On the other hand, the market has been doing me well even though I am not a good market timer. Looking at my stash now, even with a $200K hair cut and what I have spent, I can see that there's no way I could have saved up that much money (I kept no records of my savings through my work life), so much of it must have come from the market.

Maybe one of these days, it "will be different this time", and my life will be irreversibly changed (cue the class C motorhome ;) ). But for now, I just try to do what has worked, that is to buy low, and sell high.
 
I am completely the reverse. The few times I went to Vegas, it was to look around and not to gamble. I believe the most I ever dropped in a slot machine was $10 one such visit, and I just wanted to lose all those quarters quickly for the game to be over. If I lost as much as $100, I would be pissed, but I didn't lose because I don't gamble. Note they used real quarters then, not playing by electronic cards.

On the other hand, the market has been doing me well even though I am not a good market timer.

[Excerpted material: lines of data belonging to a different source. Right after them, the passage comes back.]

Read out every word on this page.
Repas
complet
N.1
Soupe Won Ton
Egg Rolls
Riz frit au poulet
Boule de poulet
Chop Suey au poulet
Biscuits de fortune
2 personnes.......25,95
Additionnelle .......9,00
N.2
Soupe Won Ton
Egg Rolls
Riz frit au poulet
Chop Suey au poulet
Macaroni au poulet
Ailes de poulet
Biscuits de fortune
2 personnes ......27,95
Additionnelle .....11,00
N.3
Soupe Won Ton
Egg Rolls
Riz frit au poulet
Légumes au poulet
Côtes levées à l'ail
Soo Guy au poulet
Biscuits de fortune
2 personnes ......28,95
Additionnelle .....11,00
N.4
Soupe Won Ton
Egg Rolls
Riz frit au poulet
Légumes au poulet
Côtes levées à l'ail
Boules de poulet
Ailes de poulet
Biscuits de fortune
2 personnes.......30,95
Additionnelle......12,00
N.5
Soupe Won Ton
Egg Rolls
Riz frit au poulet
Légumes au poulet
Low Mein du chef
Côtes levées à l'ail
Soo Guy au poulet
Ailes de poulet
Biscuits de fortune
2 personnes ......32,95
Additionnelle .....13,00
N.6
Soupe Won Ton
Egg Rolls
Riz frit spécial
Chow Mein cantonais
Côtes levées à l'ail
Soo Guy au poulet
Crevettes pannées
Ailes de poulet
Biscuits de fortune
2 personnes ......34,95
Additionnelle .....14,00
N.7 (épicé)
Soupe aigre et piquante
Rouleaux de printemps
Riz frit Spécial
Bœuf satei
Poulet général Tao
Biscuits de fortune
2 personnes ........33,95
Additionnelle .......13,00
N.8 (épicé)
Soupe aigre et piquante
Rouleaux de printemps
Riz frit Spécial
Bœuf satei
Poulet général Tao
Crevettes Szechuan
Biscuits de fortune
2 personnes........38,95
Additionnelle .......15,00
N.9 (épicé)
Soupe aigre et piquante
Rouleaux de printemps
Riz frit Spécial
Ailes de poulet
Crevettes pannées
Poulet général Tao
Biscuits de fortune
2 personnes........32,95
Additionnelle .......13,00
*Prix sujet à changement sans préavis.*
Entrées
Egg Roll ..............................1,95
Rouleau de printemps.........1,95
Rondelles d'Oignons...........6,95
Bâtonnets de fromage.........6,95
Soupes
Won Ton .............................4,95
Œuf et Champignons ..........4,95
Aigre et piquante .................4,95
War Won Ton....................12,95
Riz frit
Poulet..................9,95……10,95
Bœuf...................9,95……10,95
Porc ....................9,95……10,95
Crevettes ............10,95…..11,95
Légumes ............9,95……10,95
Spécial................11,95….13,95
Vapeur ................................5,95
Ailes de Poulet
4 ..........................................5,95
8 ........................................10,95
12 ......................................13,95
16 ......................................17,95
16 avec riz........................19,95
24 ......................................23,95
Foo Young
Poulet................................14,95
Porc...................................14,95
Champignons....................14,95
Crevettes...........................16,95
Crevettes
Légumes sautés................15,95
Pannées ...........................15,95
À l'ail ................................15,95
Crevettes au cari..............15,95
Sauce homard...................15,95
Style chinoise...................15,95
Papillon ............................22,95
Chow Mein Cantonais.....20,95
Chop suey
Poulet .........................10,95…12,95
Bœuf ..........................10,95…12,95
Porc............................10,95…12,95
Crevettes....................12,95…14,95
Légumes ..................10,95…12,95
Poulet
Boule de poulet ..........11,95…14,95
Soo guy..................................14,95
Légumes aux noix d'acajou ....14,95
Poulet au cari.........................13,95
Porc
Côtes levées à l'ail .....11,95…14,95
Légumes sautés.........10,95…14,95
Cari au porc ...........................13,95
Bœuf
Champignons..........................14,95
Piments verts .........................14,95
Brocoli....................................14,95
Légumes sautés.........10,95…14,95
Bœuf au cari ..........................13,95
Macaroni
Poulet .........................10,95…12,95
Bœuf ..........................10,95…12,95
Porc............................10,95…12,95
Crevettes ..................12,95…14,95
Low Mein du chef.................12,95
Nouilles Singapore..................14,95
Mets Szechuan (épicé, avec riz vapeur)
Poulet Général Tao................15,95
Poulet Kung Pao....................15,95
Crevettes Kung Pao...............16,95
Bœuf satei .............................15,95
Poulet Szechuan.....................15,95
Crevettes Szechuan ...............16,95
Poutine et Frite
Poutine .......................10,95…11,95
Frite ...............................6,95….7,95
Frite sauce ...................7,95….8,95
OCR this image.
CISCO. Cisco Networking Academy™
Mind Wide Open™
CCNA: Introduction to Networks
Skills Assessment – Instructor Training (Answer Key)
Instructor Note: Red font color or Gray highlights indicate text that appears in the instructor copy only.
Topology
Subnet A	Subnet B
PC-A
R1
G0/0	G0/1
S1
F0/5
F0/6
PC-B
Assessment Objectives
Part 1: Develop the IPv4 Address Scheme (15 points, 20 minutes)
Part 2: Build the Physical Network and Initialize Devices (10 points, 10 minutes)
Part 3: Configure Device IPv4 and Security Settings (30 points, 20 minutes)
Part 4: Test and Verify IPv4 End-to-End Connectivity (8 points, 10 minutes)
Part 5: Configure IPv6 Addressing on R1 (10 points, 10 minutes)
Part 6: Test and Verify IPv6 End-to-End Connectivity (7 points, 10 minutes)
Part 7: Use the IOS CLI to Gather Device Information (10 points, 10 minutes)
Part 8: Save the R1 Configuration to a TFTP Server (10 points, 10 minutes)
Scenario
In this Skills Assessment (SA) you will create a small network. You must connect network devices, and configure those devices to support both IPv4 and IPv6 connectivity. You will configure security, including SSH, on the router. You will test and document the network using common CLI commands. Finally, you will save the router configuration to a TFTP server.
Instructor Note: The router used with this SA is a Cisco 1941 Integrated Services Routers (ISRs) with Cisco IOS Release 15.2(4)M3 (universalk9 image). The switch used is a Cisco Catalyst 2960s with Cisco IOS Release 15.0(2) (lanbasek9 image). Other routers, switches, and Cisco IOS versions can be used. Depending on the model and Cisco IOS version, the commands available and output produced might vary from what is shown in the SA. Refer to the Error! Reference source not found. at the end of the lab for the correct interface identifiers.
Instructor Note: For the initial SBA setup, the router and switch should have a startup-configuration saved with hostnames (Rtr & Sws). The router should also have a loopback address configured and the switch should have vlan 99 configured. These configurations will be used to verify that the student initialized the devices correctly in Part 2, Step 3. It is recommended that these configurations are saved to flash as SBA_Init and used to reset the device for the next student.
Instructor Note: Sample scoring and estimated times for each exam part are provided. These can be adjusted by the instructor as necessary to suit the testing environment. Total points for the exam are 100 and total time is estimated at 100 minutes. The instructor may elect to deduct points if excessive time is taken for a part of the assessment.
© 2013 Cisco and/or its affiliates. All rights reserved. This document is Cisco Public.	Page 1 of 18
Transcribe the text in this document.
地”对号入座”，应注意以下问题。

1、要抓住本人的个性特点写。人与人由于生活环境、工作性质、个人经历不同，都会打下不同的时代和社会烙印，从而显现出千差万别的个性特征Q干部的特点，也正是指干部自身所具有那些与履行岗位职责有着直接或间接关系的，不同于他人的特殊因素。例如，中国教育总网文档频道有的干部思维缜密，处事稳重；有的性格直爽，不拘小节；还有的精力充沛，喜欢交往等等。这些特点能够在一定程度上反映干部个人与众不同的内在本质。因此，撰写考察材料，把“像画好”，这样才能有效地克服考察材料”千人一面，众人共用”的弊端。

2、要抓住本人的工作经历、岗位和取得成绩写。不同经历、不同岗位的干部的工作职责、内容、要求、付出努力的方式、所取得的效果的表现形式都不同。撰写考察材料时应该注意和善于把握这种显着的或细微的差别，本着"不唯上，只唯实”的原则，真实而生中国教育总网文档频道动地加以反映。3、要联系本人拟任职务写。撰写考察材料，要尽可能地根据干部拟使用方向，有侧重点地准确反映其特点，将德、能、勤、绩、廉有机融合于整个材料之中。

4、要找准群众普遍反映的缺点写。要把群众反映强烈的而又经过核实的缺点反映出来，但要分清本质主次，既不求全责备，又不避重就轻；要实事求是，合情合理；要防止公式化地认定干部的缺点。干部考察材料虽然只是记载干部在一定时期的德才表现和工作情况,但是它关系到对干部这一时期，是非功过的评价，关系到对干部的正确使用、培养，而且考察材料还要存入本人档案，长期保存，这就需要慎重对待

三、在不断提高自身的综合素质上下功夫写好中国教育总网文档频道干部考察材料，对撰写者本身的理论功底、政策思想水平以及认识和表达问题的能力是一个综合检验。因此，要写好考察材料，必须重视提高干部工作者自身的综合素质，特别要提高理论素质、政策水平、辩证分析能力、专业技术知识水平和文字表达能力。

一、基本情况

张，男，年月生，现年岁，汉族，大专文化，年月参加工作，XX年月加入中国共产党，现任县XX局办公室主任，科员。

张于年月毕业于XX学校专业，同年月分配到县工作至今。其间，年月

Looking at my stash now, even with a $200K hair cut and what I have spent, I can see that there's no way I could have saved up that much money (I kept no records of my savings through my work life), so much of it must have come from the market.

Maybe one of these days, it "will be different this time", and my life will be irreversibly changed (cue the class C motorhome ;) ). But for now, I just try to do what has worked, that is to buy low, and sell high.


I agree with you, but loss aversion has really hit me hard in retirement. Having a nice pension probably doesn't help that attitude either I imagine. Besides Im stuck with the fund anyways. I am not losing my 2k tax credit over capital gains and paying those taxes on top of the loss of the tax credit.
As far as the gambling goes, NW....It is only sports betting I have been to Vegas 50 times and still haven't put a penny in a slot. I have been betting way longer than I have been investing. I had to talk the principal out of a spanking when the teacher busted my gambling ring. She noticed the line in front of my desk exchanging quarters and dollars. I was the bookie!